Die Pacers müssen jetzt hoffen und zittern, damit sie Spiel sechs in Atlanta noch gewinnen und irgendwie doch noch in die zweite Runde einziehen. Die Aggressivität der beiden Guards sollte endlich Auswirkungen auf das Spiel der Pacers haben. Ansonsten sehe ich schwarz. Und: man mag es kaum glauben, aber sollten sich die Pacers frühzeitig verabschieden, dann trägt die Hauptschuld an der Misere der Initiator des Trades, President of Basketball Operations – Larry Bird. Die Hawks–Pacers Serie könnte in die Geschichte eingehen als die erste Playoffserie, die durch ‘Larry Legend’ verloren wurde. Und das mehr als zwei Jahrzehnte, nachdem er in Rente gegangen ist.

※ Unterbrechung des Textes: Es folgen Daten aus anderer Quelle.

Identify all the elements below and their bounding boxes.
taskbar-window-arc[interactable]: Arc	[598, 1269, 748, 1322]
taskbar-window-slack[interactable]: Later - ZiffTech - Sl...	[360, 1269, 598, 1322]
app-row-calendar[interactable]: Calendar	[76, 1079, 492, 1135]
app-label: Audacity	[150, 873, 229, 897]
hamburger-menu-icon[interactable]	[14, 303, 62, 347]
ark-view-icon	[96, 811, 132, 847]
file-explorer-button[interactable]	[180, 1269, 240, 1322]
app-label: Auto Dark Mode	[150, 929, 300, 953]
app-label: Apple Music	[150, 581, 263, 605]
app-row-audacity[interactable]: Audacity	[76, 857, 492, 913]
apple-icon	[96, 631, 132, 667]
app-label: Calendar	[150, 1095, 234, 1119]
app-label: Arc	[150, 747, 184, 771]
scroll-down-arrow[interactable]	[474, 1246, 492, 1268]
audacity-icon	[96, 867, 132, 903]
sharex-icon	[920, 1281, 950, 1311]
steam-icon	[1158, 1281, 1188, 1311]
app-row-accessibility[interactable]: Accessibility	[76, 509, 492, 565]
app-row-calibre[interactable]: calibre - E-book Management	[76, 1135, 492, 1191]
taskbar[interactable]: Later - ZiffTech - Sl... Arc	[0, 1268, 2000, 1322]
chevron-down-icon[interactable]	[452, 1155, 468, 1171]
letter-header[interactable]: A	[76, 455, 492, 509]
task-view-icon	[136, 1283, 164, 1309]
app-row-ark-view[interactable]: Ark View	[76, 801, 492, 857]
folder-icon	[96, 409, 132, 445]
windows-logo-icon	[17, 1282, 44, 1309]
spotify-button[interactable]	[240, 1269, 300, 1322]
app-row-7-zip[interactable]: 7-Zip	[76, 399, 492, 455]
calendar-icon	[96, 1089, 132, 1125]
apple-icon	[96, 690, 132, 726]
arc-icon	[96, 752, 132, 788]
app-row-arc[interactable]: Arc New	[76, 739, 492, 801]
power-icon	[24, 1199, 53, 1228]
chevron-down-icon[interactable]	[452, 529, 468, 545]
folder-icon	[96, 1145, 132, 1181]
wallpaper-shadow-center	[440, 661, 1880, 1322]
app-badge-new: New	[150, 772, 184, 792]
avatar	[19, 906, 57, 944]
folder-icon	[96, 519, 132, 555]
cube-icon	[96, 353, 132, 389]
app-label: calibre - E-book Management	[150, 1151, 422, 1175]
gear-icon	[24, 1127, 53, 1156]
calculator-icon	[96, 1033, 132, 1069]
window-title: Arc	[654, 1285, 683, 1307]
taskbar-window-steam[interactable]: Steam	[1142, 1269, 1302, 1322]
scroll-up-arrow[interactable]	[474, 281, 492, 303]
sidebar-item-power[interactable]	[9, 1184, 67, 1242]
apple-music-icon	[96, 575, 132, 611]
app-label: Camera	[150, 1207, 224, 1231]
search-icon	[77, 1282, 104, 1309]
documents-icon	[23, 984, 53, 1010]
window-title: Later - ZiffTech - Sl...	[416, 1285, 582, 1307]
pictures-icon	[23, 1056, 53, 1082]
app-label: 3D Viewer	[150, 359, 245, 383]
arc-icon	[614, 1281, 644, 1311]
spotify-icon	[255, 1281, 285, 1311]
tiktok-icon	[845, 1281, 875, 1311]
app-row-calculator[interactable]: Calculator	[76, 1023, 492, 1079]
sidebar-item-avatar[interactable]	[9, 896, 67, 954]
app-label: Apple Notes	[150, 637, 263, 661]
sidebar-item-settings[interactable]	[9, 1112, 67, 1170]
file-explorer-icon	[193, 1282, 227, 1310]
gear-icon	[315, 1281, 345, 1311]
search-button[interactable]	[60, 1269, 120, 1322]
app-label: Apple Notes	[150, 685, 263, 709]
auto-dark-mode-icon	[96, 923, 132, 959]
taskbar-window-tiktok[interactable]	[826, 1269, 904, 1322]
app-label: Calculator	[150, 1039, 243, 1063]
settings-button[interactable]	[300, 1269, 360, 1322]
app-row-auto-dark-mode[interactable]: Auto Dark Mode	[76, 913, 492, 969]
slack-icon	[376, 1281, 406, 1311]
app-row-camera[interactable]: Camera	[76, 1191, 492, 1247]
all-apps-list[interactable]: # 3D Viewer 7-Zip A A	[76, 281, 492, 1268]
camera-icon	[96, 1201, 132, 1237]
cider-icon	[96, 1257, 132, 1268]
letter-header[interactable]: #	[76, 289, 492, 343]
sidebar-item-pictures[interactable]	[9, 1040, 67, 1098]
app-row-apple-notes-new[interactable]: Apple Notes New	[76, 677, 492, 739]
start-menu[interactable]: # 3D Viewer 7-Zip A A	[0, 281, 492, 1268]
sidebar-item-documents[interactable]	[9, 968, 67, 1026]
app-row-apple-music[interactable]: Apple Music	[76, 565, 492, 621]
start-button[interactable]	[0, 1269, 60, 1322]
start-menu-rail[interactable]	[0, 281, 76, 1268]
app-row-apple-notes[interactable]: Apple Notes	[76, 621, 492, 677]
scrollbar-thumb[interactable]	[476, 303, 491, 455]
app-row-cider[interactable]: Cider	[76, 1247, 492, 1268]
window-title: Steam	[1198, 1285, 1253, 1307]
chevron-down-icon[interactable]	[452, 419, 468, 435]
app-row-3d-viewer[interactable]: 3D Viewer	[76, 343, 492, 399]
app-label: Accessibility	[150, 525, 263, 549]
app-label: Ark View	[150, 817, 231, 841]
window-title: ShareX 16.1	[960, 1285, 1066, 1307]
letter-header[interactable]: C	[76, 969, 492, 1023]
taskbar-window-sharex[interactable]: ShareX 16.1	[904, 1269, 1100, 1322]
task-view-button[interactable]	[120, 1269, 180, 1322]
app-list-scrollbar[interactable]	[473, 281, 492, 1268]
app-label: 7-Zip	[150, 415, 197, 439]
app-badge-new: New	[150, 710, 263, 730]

Anno Haak: Trivia time. Wer ist das? Ein Power Forward als Anführer, ein MVP-Kandidat auf der Drei, ein offensiv unproduktiver Center und ein Perimeter-Spieler, der Dreier verwandelt wie andere Leute Freiwürfe. Man spielt in der ersten Runde gegen die an acht gesetzten Atlanta Hawks, quält sich sieben Spiele und wird am Ende Meister? Your Ind…Nein. Die Boston Celtics 2008. Gibt es noch Hoffnung für die Nummer eins des Ostens? Also dann: der Tragödie fünfter Teil.

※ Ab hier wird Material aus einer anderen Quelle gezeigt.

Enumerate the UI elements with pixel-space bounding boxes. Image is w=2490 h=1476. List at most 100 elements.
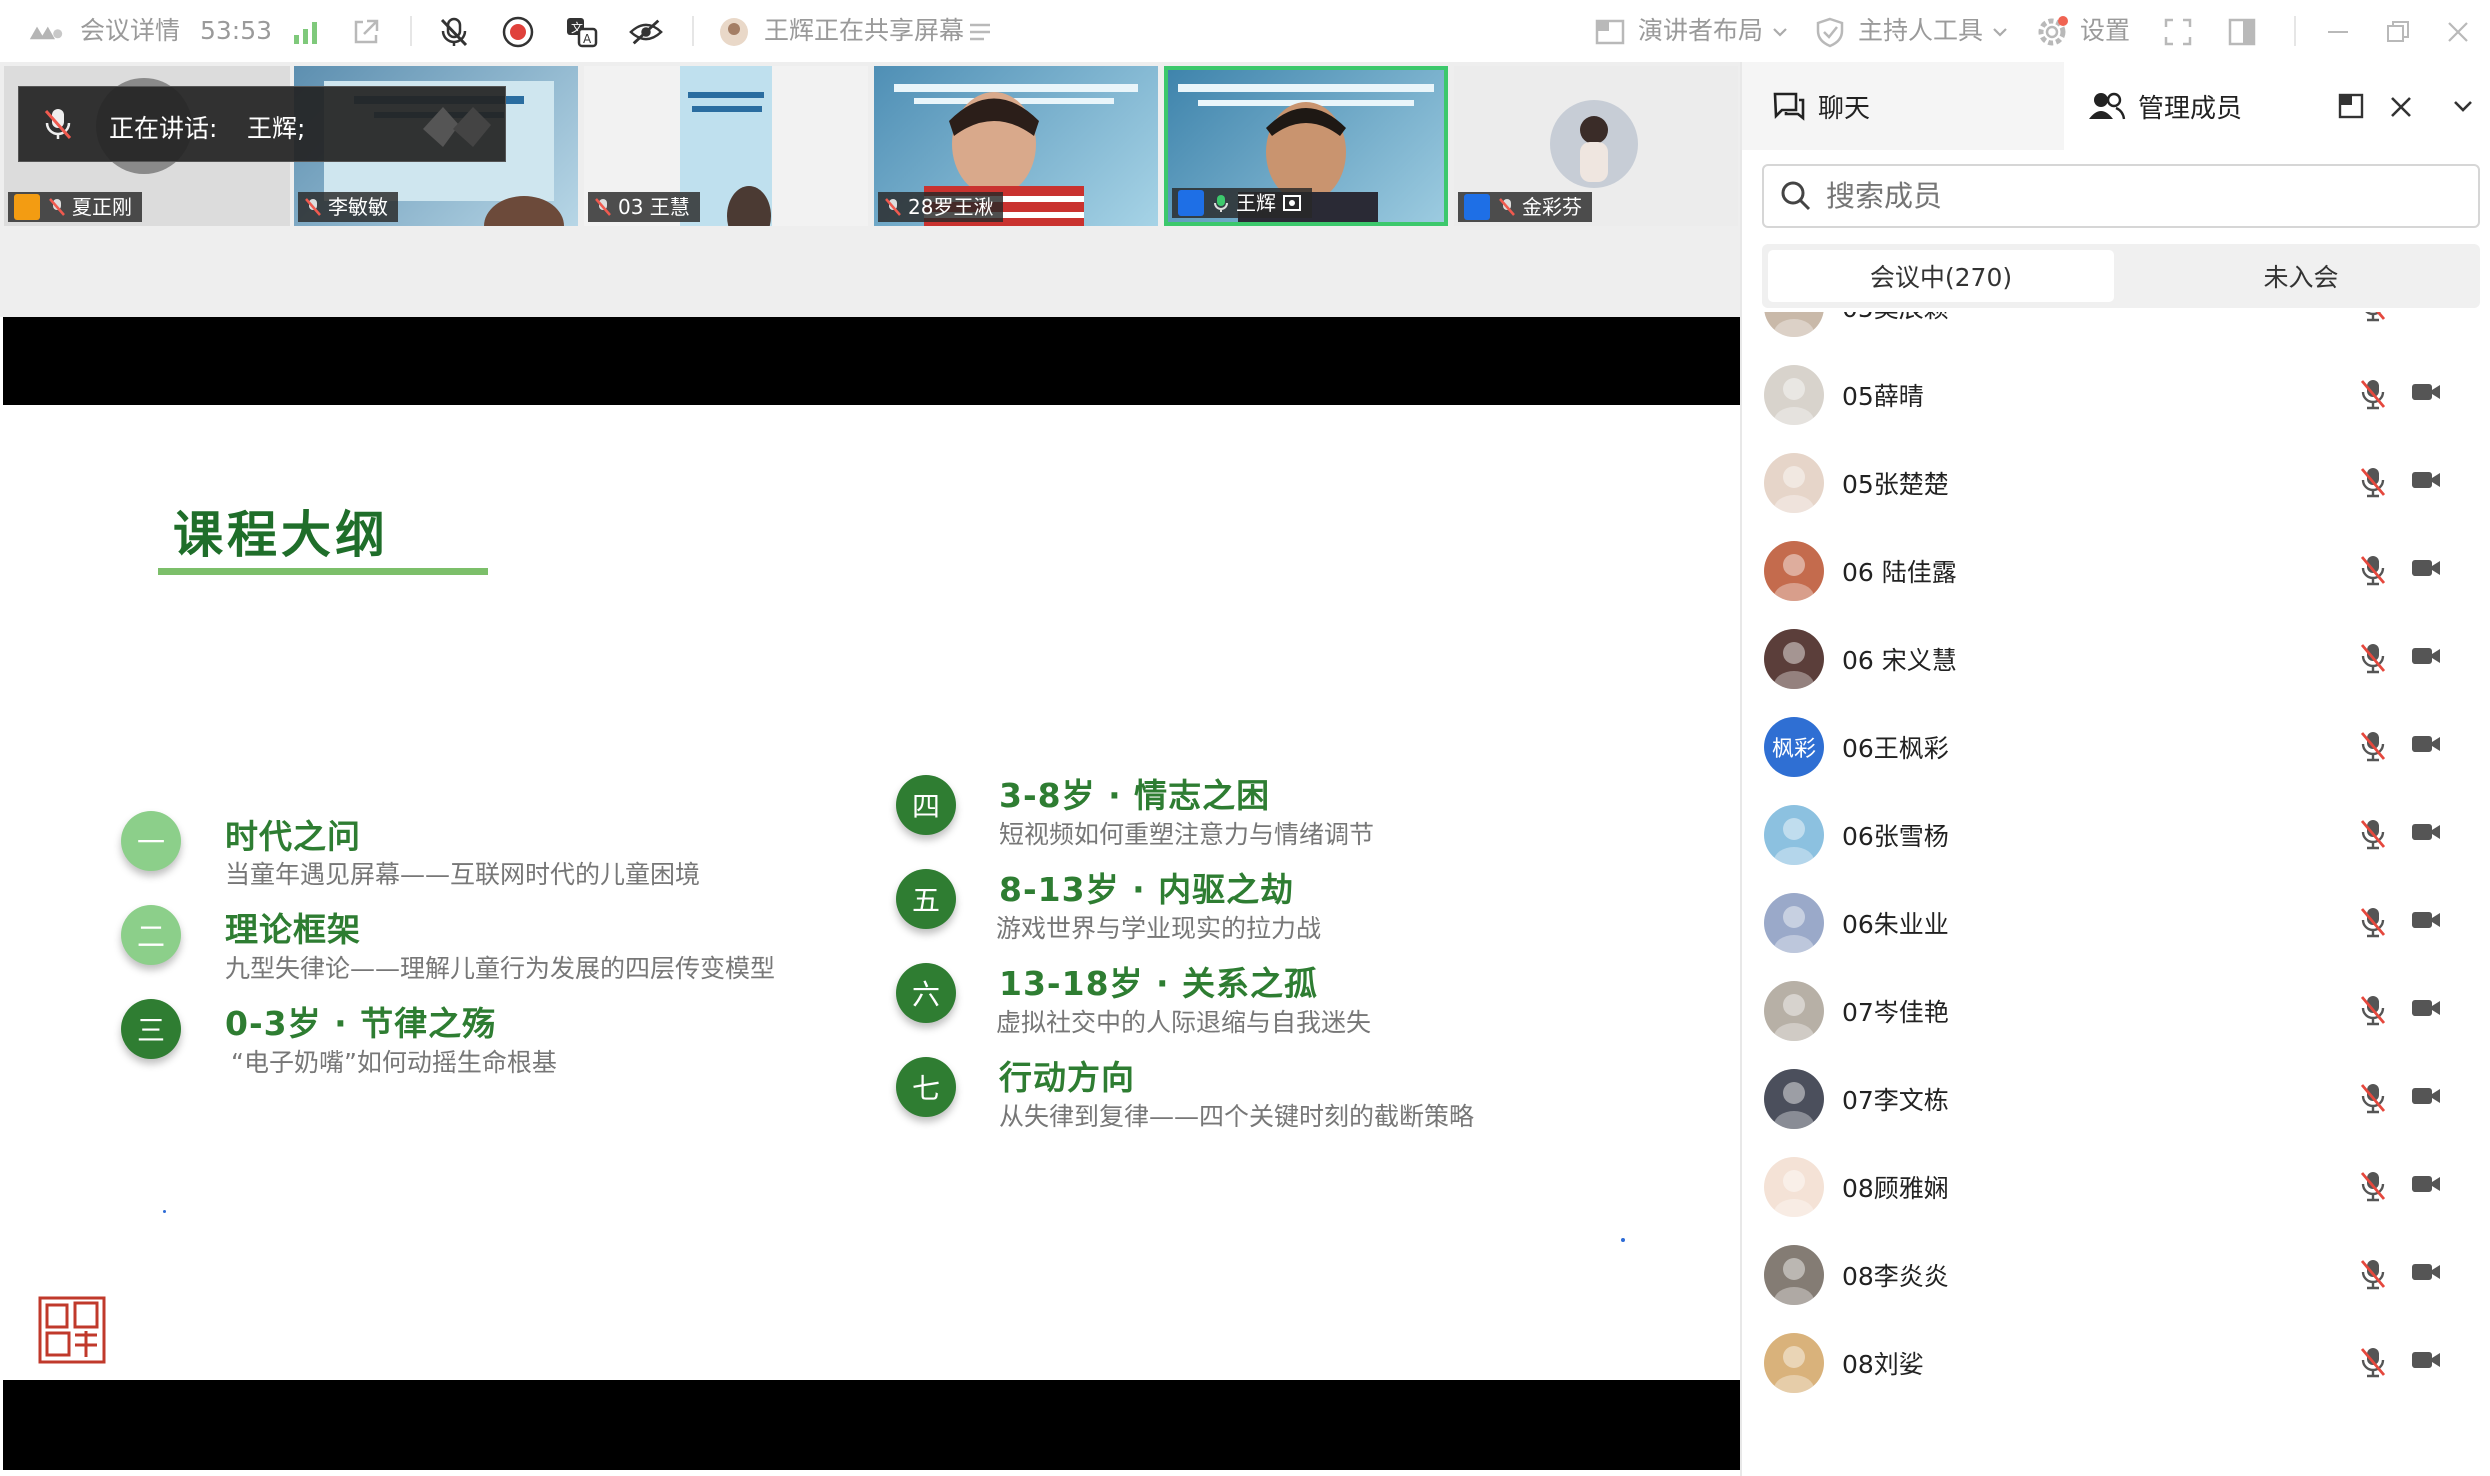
video-camera-icon[interactable] bbox=[2410, 312, 2442, 320]
video-tile[interactable]: 金彩芬 bbox=[1454, 66, 1738, 226]
muted-mic-icon[interactable] bbox=[2358, 641, 2388, 679]
host-tools-button[interactable]: 主持人工具 bbox=[1858, 14, 1983, 48]
video-camera-icon[interactable] bbox=[2410, 468, 2442, 496]
member-filter-segment: 会议中(270) 未入会 bbox=[1762, 244, 2480, 308]
video-tile[interactable]: 28罗王湫 bbox=[874, 66, 1158, 226]
segment-in-meeting[interactable]: 会议中(270) bbox=[1768, 250, 2114, 302]
close-icon[interactable] bbox=[2388, 94, 2414, 124]
muted-mic-icon[interactable] bbox=[2358, 1345, 2388, 1383]
sharing-menu-icon[interactable] bbox=[962, 14, 998, 50]
member-row[interactable]: 08李炎炎 bbox=[1742, 1230, 2490, 1318]
video-camera-icon[interactable] bbox=[2410, 820, 2442, 848]
member-row[interactable]: 05薛晴 bbox=[1742, 350, 2490, 438]
screen-share-icon bbox=[1283, 195, 1301, 211]
member-row[interactable]: 08顾雅娴 bbox=[1742, 1142, 2490, 1230]
muted-mic-icon bbox=[41, 105, 75, 149]
video-camera-icon[interactable] bbox=[2410, 908, 2442, 936]
outline-number-badge: 七 bbox=[896, 1057, 956, 1117]
shield-icon[interactable] bbox=[1812, 14, 1848, 50]
participant-name: 金彩芬 bbox=[1522, 195, 1582, 219]
external-window-icon[interactable] bbox=[348, 14, 384, 50]
sidebar-toggle-icon[interactable] bbox=[2224, 14, 2260, 50]
tab-chat[interactable]: 聊天 bbox=[1772, 62, 1870, 150]
toolbar-divider bbox=[410, 16, 412, 46]
muted-mic-icon[interactable] bbox=[2358, 817, 2388, 855]
search-input[interactable] bbox=[1826, 179, 2426, 213]
video-camera-icon[interactable] bbox=[2410, 1172, 2442, 1200]
speaking-indicator: 正在讲话: 王辉; bbox=[18, 86, 506, 162]
participant-name-badge: 夏正刚 bbox=[8, 192, 142, 222]
app-watermark-icon bbox=[419, 99, 495, 157]
translate-icon[interactable]: 文A bbox=[564, 14, 600, 50]
letterbox-bottom bbox=[3, 1380, 1740, 1470]
video-tile[interactable]: 03 王慧 bbox=[584, 66, 868, 226]
member-row[interactable]: 枫彩 06王枫彩 bbox=[1742, 702, 2490, 790]
member-row[interactable]: 07岑佳艳 bbox=[1742, 966, 2490, 1054]
member-row[interactable]: 06朱业业 bbox=[1742, 878, 2490, 966]
muted-mic-icon[interactable] bbox=[2358, 1169, 2388, 1207]
participant-name-badge: 李敏敏 bbox=[298, 192, 398, 222]
participant-name-badge: 03 王慧 bbox=[588, 192, 700, 222]
muted-mic-icon[interactable] bbox=[2358, 465, 2388, 503]
avatar-initials: 枫彩 bbox=[1771, 737, 1816, 762]
popout-icon[interactable] bbox=[2337, 92, 2365, 124]
video-camera-icon[interactable] bbox=[2410, 556, 2442, 584]
video-camera-icon[interactable] bbox=[2410, 380, 2442, 408]
chevron-down-icon[interactable] bbox=[1982, 14, 2018, 50]
segment-not-joined[interactable]: 未入会 bbox=[2128, 250, 2474, 302]
presenter-layout-button[interactable]: 演讲者布局 bbox=[1638, 14, 1763, 48]
avatar bbox=[1764, 1069, 1824, 1129]
chevron-down-icon[interactable] bbox=[2452, 98, 2474, 118]
signal-strength-icon[interactable] bbox=[288, 14, 324, 50]
member-search[interactable] bbox=[1762, 164, 2480, 228]
video-camera-icon[interactable] bbox=[2410, 732, 2442, 760]
seal-stamp-logo bbox=[37, 1295, 107, 1369]
member-name: 06 陆佳露 bbox=[1842, 558, 1957, 587]
title-underline bbox=[158, 568, 488, 575]
tab-members[interactable]: 管理成员 bbox=[2064, 62, 2490, 150]
settings-button[interactable]: 设置 bbox=[2080, 14, 2130, 48]
muted-mic-icon[interactable] bbox=[2358, 1257, 2388, 1295]
member-row[interactable]: 08刘娑 bbox=[1742, 1318, 2490, 1406]
meeting-details-link[interactable]: 会议详情 bbox=[80, 14, 180, 48]
minimize-icon[interactable] bbox=[2320, 14, 2356, 50]
muted-mic-icon[interactable] bbox=[2358, 312, 2388, 327]
muted-mic-icon[interactable] bbox=[2358, 553, 2388, 591]
chevron-down-icon[interactable] bbox=[1762, 14, 1798, 50]
avatar bbox=[1764, 893, 1824, 953]
record-icon[interactable] bbox=[500, 14, 536, 50]
member-name: 07李文栋 bbox=[1842, 1086, 1949, 1115]
muted-mic-icon bbox=[1499, 198, 1515, 216]
gear-icon[interactable] bbox=[2034, 14, 2070, 50]
member-row[interactable]: 06 陆佳露 bbox=[1742, 526, 2490, 614]
avatar bbox=[1764, 1245, 1824, 1305]
video-camera-icon[interactable] bbox=[2410, 644, 2442, 672]
avatar bbox=[1764, 629, 1824, 689]
muted-mic-icon[interactable] bbox=[2358, 993, 2388, 1031]
member-row[interactable]: 07李文栋 bbox=[1742, 1054, 2490, 1142]
muted-mic-icon[interactable] bbox=[2358, 905, 2388, 943]
member-row[interactable]: 05奚辰颖 bbox=[1742, 312, 2490, 350]
fullscreen-icon[interactable] bbox=[2160, 14, 2196, 50]
muted-mic-icon[interactable] bbox=[2358, 1081, 2388, 1119]
member-row[interactable]: 06 宋义慧 bbox=[1742, 614, 2490, 702]
avatar bbox=[1764, 981, 1824, 1041]
muted-mic-icon[interactable] bbox=[2358, 377, 2388, 415]
member-row[interactable]: 06张雪杨 bbox=[1742, 790, 2490, 878]
muted-mic-icon[interactable] bbox=[2358, 729, 2388, 767]
outline-heading: 8-13岁 · 内驱之劫 bbox=[999, 870, 1295, 909]
video-camera-icon[interactable] bbox=[2410, 1084, 2442, 1112]
video-camera-icon[interactable] bbox=[2410, 1260, 2442, 1288]
hide-view-icon[interactable] bbox=[628, 14, 664, 50]
video-tile-active-speaker[interactable]: 王辉 bbox=[1164, 66, 1448, 226]
avatar bbox=[1764, 312, 1824, 337]
layout-icon[interactable] bbox=[1592, 14, 1628, 50]
member-row[interactable]: 05张楚楚 bbox=[1742, 438, 2490, 526]
muted-mic-icon[interactable] bbox=[436, 14, 472, 50]
outline-heading: 0-3岁 · 节律之殇 bbox=[225, 1004, 497, 1043]
video-camera-icon[interactable] bbox=[2410, 996, 2442, 1024]
video-camera-icon[interactable] bbox=[2410, 1348, 2442, 1376]
close-icon[interactable] bbox=[2440, 14, 2476, 50]
restore-icon[interactable] bbox=[2380, 14, 2416, 50]
member-name: 08刘娑 bbox=[1842, 1350, 1924, 1379]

In Viertel eins macht Budenholzer Popovich-Sachen, die Hawks suchen Antic mehrfach im Post. Hibbert macht Hibbert-Vintage-Sachen und räumt ihn ab. Indiana sieht aus wie Indiana, verteidigt gut, erzwingt (*hust*) fünf Turnover. Die Hawks brauchen gefühlt 25,2 Sekunden für jeden Angriff. Läuft für die Pacers. Dann schägt der Viertel-Buzzer David Wests Dreier. Der Anfang vom Ende.

In Viertel zwei kommt Mike Scott, a.k.a. der Troy Daniels des Ostens, von der Bank. Vier Dreier ensuite später (einer mit Brett) sind die Indiana Pacers fertig. Zwei Minuten vor dem Pausen-Gatorade wissen die Hawks, wie es ist, wenn man ein Publikum involviert. Das Fieldhouse buht. Untergangsstimmung. Ruhe sanft, Contender Indiana, wir kannten uns kaum. Kleiner Stat-Salat-Teller zu Halbzeit eins: Bench-Scoring 34-2, Dreierquote Atlanta: 66%. Scott bricht mehr Franchise-Playoffrekorde als Luis Scola Minuten spielt.



Mit sieben Minuten im dritten Viertel beginnt die Garbage time. Woher ich das weiß? Chris Copeland kommt ins Spiel. Atlanta führt mit 30 (kein Tippfehler). Als die zweite Halbzeit beim Zugucken körperlich zu schmerzen anfängt, rafft sich Indiana nochmal auf, kommt sogar bis auf neun ran. Dann steckt Stephenson einen offenen Layup zwischen Brett und Ring (kein Tippfehler). Ein Parkplatz-Dreier von Korver macht den Deckel drauf. Das Beste an Spiel fünf für die Pacers ist, dass es vorbei ist.

Was fehlt noch? Ach ja, meine zwei Serienklassiker. Nummer eins: Roy Hibbert. Sagen wir es mit G. Gekko: „Wenn Roy Hibbert ein Bestattungsinstitut aufmacht, würde niemand mehr sterben!“ 12 Minuten, 4 Fouls und eine Basketballbrille. Null Punkte, null Rebounds (nein, wieder kein Tippfehler). Und irgendwo da draußen im Space (Jam) ist ein Monstar der Defensivanker irgendeines Teams vom Mars. Und wo wir gerade dabei sind, Nummer zwei: ET. Evan Turner. 4:29 Minuten. Ein Wurf (nichts als Ring) und ein +/- von minus-14. Und irgendwo da draußen am Pazifik wirft Danny Granger Shooting Shirts in den Mittelkreis…

PS: Boston gewann Spiel fünf mit 25. Damals, 2008. Hängt die Hoffnung für Indiana also schon mal an die Beatmungsmaschinen.